JAKARTA, FraksiGerindra.id — Anggota Komisi XI DPR RI, Kamrussamad, menekankan pentingnya penguatan pengawasan terhadap penggunaan Anggaran Pendapatan dan Belanja Negara (APBN) pada berbagai program prioritas pemerintah. Menurutnya, besarnya alokasi anggaran yang digelontorkan negara harus diimbangi dengan sistem pengawasan yang kuat agar setiap rupiah anggaran dapat dikelola secara akuntabel, efektif, dan tepat sasaran.
Pernyataan tersebut disampaikan dalam Rapat Kerja Komisi XI DPR RI bersama Kepala Badan Pengawasan Keuangan dan Pembangunan (BPKP), Kepala Lembaga Kebijakan Pengadaan Barang/Jasa Pemerintah (LKPP), serta Rapat Dengar Pendapat dengan Sekretaris Jenderal Badan Pemeriksa Keuangan (BPK) di Kompleks Parlemen, Senayan, Jakarta, Rabu (17/6/2026).
Kamrussamad menilai pengawasan terhadap program prioritas pemerintah perlu dilakukan secara lebih rinci dan menjangkau lebih banyak titik pelaksanaan di lapangan. Menurutnya, kompleksitas program yang terus berkembang harus diimbangi dengan penguatan sistem pengawasan agar potensi penyimpangan dapat dideteksi dan dicegah sejak dini.
Ia juga menyoroti peran strategis BPKP dalam mengawal optimalisasi penerimaan negara, khususnya dari sektor Penerimaan Negara Bukan Pajak (PNBP). Menurutnya, keberhasilan pengawasan tata kelola sumber daya alam yang selama ini dilakukan BPKP telah menunjukkan hasil yang positif dan perlu diperluas ke sektor pelayanan publik yang memiliki potensi penerimaan besar.
“Saya melihat kerja BPKP dalam bidang PNBP, khususnya sumber daya alam, sudah terlihat hasilnya. Bukan lagi sekadar laporan, tetapi manfaatnya dapat dirasakan secara nyata. Ke depan, potensi penerimaan dari berbagai layanan publik juga perlu mendapatkan perhatian yang sama,” ujarnya.

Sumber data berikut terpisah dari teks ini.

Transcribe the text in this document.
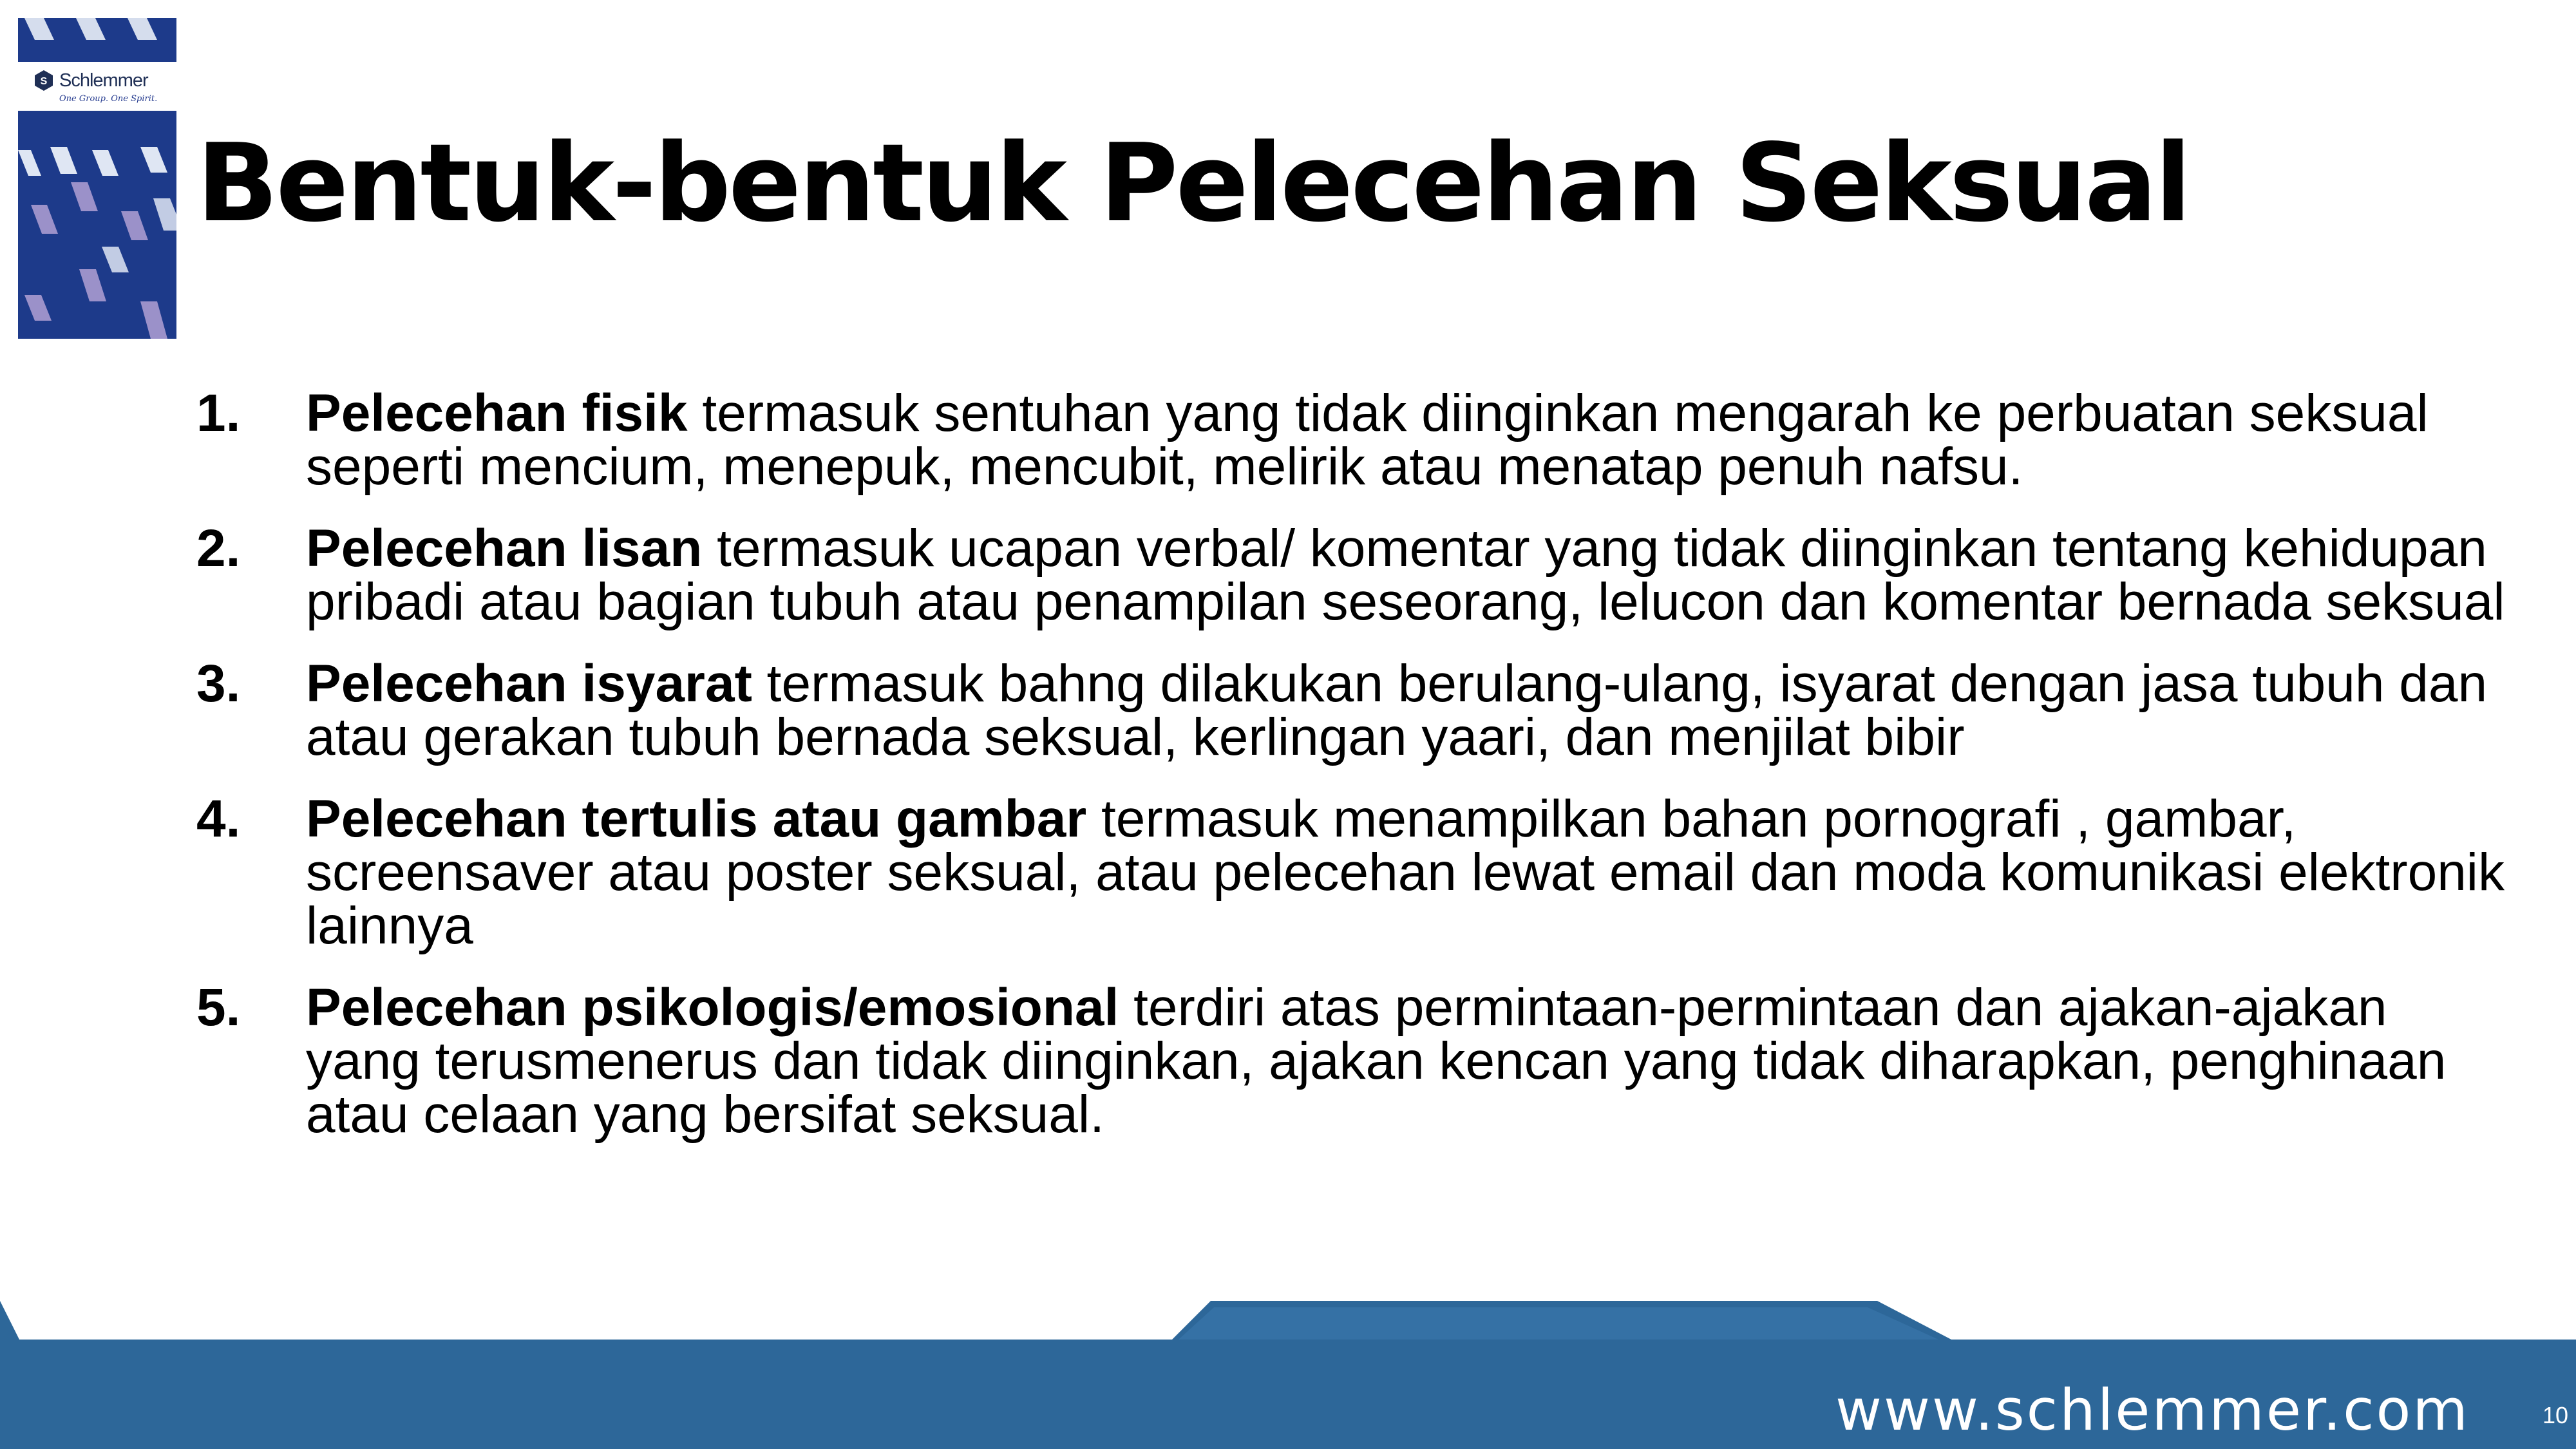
S Schlemmer
One Group. One Spirit.
Bentuk-bentuk Pelecehan Seksual
1.	Pelecehan fisik termasuk sentuhan yang tidak diinginkan mengarah ke perbuatan seksual seperti mencium, menepuk, mencubit, melirik atau menatap penuh nafsu.
2.	Pelecehan lisan termasuk ucapan verbal/ komentar yang tidak diinginkan tentang kehidupan pribadi atau bagian tubuh atau penampilan seseorang, lelucon dan komentar bernada seksual
3.	Pelecehan isyarat termasuk bahng dilakukan berulang-ulang, isyarat dengan jasa tubuh dan atau gerakan tubuh bernada seksual, kerlingan yaari, dan menjilat bibir
4.	Pelecehan tertulis atau gambar termasuk menampilkan bahan pornografi , gambar, screensaver atau poster seksual, atau pelecehan lewat email dan moda komunikasi elektronik lainnya
5.	Pelecehan psikologis/emosional terdiri atas permintaan-permintaan dan ajakan-ajakan yang terusmenerus dan tidak diinginkan, ajakan kencan yang tidak diharapkan, penghinaan atau celaan yang bersifat seksual.
www.schlemmer.com	10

Kamrussamad menyebut berbagai layanan publik seperti paspor, surat izin mengemudi (SIM), dan layanan administrasi lainnya sebagai sektor yang masih memiliki ruang untuk meningkatkan tata kelola sekaligus kontribusinya terhadap penerimaan negara.
Selain itu, Kamrussamad meminta Badan Pemeriksa Keuangan (BPK) untuk memperluas cakupan pemeriksaan terhadap penggunaan APBN pada berbagai program prioritas pemerintah. Menurutnya, jumlah penerima manfaat yang besar dan cakupan wilayah yang luas menuntut pendekatan pengawasan yang lebih detail dan berbasis risiko.
Ia menilai penambahan jumlah sampel pemeriksaan menjadi langkah penting untuk memastikan penggunaan anggaran sesuai dengan ketentuan serta mampu mencapai tujuan yang telah ditetapkan pemerintah.
“Saya berharap pemeriksaan bisa dilakukan lebih mikro dan jumlah sampelnya diperbanyak. Dengan begitu berbagai persoalan yang muncul di lapangan dapat terdeteksi lebih cepat dan menjadi bahan perbaikan kebijakan,” katanya.
Kamrussamad juga menyoroti pentingnya peningkatan edukasi terkait tata kelola dan pelaporan penggunaan anggaran negara kepada para pelaksana program di daerah. Berdasarkan temuan di lapangan, masih terdapat pengelola program yang belum sepenuhnya memahami mekanisme pengelolaan dan pertanggungjawaban keuangan negara.
Karena itu, ia mendorong BPK dan BPKP untuk meningkatkan sosialisasi serta pendampingan kepada para pelaksana program agar risiko kesalahan administrasi maupun penyalahgunaan anggaran dapat diminimalkan. Menurutnya, penguatan pengawasan harus berjalan beriringan dengan peningkatan kapasitas sumber daya manusia yang mengelola anggaran di lapangan.
Dalam kesempatan tersebut, Kamrussamad juga menyampaikan dukungannya terhadap usulan anggaran yang diajukan BPKP, LKPP, dan BPK. Namun, ia menegaskan bahwa dukungan tersebut harus dibarengi dengan komitmen untuk terus memperkuat pengawasan, meningkatkan kualitas tata kelola keuangan negara, serta memastikan seluruh program prioritas pemerintah berjalan secara efektif, transparan, dan akuntabel demi memberikan manfaat yang optimal bagi masyarakat.